Tavakoli Structured Finance president and derivatives expert Janet Tavakoli says Goldman Sachs was the key contributor to the systemic risk posed by AIG's near bankruptcy.
“A Goldman spokesman told me its involvement in AIG’s trades was only as an ‘intermediary,’ but that isn’t even close to the full story,” Tavakoli writes in a note to investors.
"Goldman underwrote some of the CDOs comprising the underlying risk of protection Goldman bought from AIG... and also underwrote many of (the tranches of) CDOs owned by some of AIG’s other trading counterparties.”
By September 2008, Tavakoli notes, Goldman had done approximately $20 billion in transactions with AIG, and its trades made up nearly one-third of AIG’s $62.1 billion in transactions requiring market prices.
“During AIG’s bailout, none of the information about the volume of Goldman’s trades with AIG — or the Goldman CDOs hedged by AIG’s other counterparties — was made public,” Tavakoli says.
Birinyi Associates head Laszlo Birinyi says Goldman Sachs is the most profitable Wall Street firm and is his top stock pick.
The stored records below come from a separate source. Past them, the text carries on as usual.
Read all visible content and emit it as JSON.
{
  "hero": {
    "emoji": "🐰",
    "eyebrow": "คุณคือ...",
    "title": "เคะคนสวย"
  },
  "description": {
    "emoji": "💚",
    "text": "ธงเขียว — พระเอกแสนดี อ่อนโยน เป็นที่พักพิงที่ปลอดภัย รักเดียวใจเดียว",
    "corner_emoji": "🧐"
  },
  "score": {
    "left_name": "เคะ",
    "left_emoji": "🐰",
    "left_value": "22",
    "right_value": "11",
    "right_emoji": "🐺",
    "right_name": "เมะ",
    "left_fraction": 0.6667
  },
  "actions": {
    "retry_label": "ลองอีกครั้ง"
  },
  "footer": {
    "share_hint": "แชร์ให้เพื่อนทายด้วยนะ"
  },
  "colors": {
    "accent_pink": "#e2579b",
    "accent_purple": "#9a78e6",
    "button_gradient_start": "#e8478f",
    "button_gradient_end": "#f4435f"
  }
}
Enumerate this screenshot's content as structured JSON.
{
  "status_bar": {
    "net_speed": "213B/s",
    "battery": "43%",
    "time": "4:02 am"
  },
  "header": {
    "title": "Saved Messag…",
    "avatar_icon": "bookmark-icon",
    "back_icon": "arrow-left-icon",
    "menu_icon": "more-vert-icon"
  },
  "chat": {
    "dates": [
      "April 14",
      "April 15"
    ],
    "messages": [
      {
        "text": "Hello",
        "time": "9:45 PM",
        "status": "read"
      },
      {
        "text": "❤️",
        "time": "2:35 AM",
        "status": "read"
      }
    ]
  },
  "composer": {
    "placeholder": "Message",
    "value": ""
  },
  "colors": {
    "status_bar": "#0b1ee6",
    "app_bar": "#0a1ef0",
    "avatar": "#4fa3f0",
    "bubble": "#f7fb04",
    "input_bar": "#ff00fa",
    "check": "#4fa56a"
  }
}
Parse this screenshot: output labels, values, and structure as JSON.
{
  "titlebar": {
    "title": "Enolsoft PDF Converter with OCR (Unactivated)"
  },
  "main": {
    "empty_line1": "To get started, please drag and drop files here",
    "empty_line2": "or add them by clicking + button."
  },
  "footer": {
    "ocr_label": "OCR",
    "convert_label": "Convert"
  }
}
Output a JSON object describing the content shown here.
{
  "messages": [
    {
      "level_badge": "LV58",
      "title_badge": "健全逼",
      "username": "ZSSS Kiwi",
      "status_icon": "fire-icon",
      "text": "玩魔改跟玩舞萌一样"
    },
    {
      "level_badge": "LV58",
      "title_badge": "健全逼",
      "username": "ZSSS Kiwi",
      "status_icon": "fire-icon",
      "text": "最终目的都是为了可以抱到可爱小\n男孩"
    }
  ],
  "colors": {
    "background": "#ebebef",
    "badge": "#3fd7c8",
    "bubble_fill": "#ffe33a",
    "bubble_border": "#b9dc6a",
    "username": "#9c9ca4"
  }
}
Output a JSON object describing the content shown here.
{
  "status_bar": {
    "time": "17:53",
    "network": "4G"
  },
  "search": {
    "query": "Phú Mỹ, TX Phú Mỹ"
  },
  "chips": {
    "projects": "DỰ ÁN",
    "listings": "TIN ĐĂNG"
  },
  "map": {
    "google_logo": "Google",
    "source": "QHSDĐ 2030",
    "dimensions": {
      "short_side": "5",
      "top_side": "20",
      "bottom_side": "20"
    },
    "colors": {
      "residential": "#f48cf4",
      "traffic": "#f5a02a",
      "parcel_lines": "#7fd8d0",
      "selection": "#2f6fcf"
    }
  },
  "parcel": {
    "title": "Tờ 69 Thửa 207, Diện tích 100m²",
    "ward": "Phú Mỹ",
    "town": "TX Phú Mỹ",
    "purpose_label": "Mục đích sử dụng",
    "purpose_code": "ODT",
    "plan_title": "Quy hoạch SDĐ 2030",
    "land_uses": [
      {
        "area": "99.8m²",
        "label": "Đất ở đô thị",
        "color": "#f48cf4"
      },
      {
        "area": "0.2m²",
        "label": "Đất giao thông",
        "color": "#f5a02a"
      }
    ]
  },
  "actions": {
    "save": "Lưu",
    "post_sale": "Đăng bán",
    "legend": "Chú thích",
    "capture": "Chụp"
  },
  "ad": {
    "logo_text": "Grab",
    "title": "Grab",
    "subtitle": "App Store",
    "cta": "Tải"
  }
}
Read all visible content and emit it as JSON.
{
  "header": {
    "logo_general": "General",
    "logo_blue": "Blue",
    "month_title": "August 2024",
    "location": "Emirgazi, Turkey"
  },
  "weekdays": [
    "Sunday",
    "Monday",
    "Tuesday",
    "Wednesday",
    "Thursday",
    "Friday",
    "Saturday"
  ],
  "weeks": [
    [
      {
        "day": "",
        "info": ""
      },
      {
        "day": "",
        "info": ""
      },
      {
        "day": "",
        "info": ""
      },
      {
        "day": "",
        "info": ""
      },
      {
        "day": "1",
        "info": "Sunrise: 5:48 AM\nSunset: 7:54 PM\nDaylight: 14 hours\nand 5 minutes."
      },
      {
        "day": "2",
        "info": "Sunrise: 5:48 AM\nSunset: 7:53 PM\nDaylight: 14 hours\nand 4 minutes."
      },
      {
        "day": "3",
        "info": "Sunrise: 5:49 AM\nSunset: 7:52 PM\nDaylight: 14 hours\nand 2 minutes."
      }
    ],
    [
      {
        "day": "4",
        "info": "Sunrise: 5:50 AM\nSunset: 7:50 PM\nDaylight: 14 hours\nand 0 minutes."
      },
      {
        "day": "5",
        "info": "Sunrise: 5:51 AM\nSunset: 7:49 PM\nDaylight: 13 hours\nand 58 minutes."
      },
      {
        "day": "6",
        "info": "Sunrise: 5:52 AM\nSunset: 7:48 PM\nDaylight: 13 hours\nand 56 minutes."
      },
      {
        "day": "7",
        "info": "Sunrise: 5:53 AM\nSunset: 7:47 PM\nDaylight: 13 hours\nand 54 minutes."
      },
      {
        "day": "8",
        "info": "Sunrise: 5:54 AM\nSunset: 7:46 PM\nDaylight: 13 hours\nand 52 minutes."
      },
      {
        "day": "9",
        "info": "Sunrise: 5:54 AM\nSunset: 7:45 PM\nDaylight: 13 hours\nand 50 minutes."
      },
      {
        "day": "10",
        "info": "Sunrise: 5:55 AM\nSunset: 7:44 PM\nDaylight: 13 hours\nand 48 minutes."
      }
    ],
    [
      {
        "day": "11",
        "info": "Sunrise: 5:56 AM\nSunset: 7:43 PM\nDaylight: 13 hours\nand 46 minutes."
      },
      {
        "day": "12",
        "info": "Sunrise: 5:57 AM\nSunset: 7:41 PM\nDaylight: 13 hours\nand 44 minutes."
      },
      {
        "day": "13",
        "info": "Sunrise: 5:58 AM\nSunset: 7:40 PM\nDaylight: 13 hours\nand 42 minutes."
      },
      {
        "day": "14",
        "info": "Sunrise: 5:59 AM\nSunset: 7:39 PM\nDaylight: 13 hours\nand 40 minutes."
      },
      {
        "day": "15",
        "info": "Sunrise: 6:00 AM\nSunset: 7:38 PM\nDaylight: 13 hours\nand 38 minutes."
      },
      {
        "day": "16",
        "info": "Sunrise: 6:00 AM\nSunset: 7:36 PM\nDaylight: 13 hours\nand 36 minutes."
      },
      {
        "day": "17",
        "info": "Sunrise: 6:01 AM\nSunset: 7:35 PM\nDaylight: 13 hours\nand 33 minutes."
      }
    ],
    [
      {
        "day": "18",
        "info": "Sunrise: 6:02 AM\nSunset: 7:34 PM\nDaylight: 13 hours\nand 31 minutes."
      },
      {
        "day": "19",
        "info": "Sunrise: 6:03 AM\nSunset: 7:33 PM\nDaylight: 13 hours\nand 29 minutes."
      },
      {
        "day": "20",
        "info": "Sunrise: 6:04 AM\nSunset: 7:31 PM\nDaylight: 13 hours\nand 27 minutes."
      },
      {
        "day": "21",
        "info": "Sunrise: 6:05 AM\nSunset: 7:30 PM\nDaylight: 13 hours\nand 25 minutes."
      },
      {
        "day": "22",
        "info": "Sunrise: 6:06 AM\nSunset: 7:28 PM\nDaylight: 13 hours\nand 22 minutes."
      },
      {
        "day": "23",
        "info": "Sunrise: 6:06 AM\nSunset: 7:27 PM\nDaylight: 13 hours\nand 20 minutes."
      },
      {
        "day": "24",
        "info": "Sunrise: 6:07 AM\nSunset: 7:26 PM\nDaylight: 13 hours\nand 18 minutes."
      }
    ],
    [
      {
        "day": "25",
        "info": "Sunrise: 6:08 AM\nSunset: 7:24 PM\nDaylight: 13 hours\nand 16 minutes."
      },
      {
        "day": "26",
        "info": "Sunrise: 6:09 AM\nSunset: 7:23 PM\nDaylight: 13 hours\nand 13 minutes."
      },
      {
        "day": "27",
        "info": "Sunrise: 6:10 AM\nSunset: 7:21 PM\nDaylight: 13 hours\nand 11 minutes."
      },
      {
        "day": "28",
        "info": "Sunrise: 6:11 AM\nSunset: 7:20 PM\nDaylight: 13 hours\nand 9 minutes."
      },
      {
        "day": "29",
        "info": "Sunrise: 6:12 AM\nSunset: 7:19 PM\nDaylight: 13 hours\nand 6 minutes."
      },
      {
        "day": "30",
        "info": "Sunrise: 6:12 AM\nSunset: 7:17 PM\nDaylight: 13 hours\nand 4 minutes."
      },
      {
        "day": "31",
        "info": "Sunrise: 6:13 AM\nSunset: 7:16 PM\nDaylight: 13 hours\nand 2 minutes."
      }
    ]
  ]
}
“They have a great ability to make money,” Birinyi told Bloomberg.
“It’s also a company where the management and employees have a significant share, and that’s always one of the things people like.”
Goldman Sachs has more than doubled in New York Stock Exchange trading this year after reporting record quarterly profit of $3.44 billion and beating the average analyst earnings estimate for three straight periods.